The clinical signs of an abscess are redness, induration, and fluctuance. In general, abscesses need to be incised and drained, I&D, because the chemical reactions in the pus prevent antibiotics from penetrating well into the surrounding tissues.

Induration is a sign of infection. Skin that is indurated is red, inflamed, thickened, and tender. The swelling and thickening of the skin are a result of the infectious process and the skin's response to fighting off the infection.

Fluctuance is an indication of the presence of pus in a bacterial infection. As the skin gets infected redness and induration develop. The immune system works to fight off the bacteria and old, spent white blood cells collect in the skin. Certain chemicals given off by bacteria and white blood cells also accumulate under the skin forming pus. Sometimes the pus leaks out and the lesion drains, but other times the pus is prevented from draining. The skin overlying the pus remains red, but touching this area produces a soft, boggy feel. This boggy feeling is fluctuance. Often fluctuance is surrounded by induration making it even more noticeable.

In general, lesions that are fluctuant need to be incised and drained, I&D, because the chemical reactions in the pus prevent antibiotics from penetrating well into the surrounding tissues

Incision and drainage, or I&D, is a common treatment for skin infections and abscesses. An infection with pus, or abscess, does not heal well on its own or even with antibiotics. The pus must be drained to promote healing.

An I&D is performed by first numbing the area with local anesthetic. Unfortunately local anesthetic is not as effective in an abscess as it is in normal skin. Sometimes an I&D is performed without local anesthetic to reduce the number of sticks. A scalpel is inserted into the skin overlying the pus and the pus is drained. Many abscesses have pockets of pus that must be broken up to release all of the pus.

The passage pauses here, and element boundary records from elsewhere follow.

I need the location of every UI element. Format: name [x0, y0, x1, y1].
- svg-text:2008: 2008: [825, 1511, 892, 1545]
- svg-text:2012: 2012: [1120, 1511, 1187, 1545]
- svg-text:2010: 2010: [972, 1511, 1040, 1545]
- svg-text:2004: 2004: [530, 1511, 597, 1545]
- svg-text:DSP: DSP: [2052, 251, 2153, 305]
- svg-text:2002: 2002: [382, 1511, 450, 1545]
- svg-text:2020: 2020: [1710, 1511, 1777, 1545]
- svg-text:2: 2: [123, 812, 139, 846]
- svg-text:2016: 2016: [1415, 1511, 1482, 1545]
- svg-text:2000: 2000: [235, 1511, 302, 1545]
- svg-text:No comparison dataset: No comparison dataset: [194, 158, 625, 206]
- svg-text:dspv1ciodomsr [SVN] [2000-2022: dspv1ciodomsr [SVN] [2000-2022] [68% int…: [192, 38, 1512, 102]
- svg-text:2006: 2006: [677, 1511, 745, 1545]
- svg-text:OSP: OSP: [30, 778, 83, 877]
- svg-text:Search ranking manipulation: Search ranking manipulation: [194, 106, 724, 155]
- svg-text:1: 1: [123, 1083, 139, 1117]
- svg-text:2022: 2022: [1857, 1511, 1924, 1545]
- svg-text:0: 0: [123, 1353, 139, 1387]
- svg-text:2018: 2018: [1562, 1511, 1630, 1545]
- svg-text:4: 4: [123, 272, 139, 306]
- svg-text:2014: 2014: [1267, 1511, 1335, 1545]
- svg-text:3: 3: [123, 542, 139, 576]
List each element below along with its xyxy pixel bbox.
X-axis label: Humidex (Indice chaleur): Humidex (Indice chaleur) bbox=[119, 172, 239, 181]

Sometimes a wick, usually a piece of gauze or gauze tape, is placed in the drained abscess to keep the skin from closing. This allows the wound to continue to drain as it heals from the inside out.
Anytime you have an infection it will be red and warm, so an abcess will be both. You need to watch out though since you are not rotating shot sites, you are making yourself a higher risk for an abcess in the future.
An abcess is not simply drained because if you only drain it, it has a tendency to reform, after cutting open the skin and breaking up other pockets of infection usually a massage is needed to try and get all the puss/ nasty shit out of the abcess. The hole is then "packed" with medicianl gauze and this procedure of packing is repeated over and over again until the large hole is then a small hole and then no more packing is done so the hole will close with no more puss inside. Another reason that local anisthetics are not used is since many times there are numerous pockets of puss, you run the risk of just shooting into one of these pockets and thus wasting the anesthesia.
This sounds like a hematoma ("mass of blood"). Happens sometimes, the surface bruising is the giveaway.
Usually, the body reabsorbs these hematomas in days to weeks; very rarely, they may become infected. He should NOT reinject in this area any time soon (6-8 weeks), and you guys need to rotate sites more often. Thighs? Delts?